Can't unlock password safe

Firmware version: 0.46
Nitrokey-app version: 0.6.3
OS: Debian 9

This is my Nitrokey horror story:

I reset card, change firmware, admin and user pass.

Enter user password into ‘OTP and Password Safe’, comes back with ‘Can’t unlock password safe.’

Selecting ‘Unlock Password Safe’ gives the exact same error message ‘Can’t unlock password safe.’

With both of these the User PIN counter does not lower. :confused: Even though it should! Right?

Encrypted volume however COULD open with user password. (wtf???)

Would love to upgrade firmware but authors only made easy software for Windows/Mac. :frowning:

Hi @seniorloco !

The issue comes from the lack of the AES data object, which is created on the smart card during the device’s initialization, and removed during the factory reset done via GnuPG (or other smart card / CCID application).
Sorry the message is not informative. Please do not use Encrypted Volume in this state (before fixing).

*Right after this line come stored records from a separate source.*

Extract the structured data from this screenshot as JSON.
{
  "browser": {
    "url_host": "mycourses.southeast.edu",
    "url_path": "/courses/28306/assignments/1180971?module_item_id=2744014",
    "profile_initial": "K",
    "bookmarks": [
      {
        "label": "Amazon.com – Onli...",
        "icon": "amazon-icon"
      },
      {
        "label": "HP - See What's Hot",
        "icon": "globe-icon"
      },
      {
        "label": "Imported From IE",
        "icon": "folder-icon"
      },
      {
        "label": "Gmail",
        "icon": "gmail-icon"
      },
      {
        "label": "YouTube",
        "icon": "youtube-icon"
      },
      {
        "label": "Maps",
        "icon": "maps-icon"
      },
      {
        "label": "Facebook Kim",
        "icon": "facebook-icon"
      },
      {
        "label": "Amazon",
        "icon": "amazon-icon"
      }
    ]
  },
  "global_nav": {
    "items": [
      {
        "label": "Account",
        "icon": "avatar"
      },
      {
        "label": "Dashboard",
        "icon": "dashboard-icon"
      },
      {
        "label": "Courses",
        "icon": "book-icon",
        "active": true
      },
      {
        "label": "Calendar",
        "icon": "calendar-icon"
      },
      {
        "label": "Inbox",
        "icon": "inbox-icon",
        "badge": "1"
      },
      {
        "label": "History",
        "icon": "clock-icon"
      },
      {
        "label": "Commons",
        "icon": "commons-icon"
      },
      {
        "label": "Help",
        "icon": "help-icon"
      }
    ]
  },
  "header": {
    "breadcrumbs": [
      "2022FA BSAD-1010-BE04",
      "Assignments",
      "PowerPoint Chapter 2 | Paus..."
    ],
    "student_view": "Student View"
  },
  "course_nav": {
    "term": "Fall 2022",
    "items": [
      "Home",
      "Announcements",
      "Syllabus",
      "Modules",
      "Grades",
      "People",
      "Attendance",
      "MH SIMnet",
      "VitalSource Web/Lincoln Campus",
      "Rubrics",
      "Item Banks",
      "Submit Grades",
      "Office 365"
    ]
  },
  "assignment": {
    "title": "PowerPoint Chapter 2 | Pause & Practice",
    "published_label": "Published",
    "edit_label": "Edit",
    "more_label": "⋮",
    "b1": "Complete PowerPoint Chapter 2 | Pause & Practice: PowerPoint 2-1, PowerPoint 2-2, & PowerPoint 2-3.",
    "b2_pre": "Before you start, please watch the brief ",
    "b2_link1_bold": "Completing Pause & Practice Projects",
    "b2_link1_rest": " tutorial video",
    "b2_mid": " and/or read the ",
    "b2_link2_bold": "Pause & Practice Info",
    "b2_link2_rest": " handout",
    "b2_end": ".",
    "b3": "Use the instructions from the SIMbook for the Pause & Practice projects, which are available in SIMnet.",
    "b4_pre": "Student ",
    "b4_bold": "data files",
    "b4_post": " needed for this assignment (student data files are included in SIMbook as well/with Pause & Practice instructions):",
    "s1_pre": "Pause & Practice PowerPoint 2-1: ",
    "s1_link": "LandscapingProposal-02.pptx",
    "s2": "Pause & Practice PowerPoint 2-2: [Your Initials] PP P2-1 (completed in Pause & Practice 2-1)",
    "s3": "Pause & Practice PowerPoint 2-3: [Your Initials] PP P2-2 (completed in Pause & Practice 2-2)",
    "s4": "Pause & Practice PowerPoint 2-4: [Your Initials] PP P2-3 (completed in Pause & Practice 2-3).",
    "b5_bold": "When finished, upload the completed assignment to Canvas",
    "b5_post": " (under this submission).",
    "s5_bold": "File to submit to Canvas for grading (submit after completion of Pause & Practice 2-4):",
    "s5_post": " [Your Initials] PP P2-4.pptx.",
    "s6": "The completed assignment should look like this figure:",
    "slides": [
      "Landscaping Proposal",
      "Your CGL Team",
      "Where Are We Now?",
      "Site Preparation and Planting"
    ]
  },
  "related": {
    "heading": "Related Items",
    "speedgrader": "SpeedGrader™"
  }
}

To fix it, namely to generate the AES object, please select Destroy encrypted data from Configure menu.
You can use newer Nitrokey App by downloading and executing AppImage from the releases page. Newer versions should be more communicative.

Regarding the Update Tool, it is planned to release it as an AppImage as well later this year. It was really needed for these OSes, since on Windows it was additionally required to install 3rd party drivers, and on macOS programmer installation could take 1-2 hours due to development environment update. On Linux though it is straightforward (surely in comparison to the former two) and limits to installation of the programmer application and using it from the terminal, hence the target platforms choice.

Let me know, if I could further help you.

Thank you that seemed to resolve the issue. :+1:

Note: Wiping the encrypted volume leaves it as just a blank block object, you will need to mount it, create a partition table and then a file system (gparted) and then change the permissions to your username. All stuff a capable Linux user should be familiar with. :slight_smile:


Indeed, this comes with a price of getting the fresh partition table each time. The best part is, that the previous data could never be recovered and no shredding is required.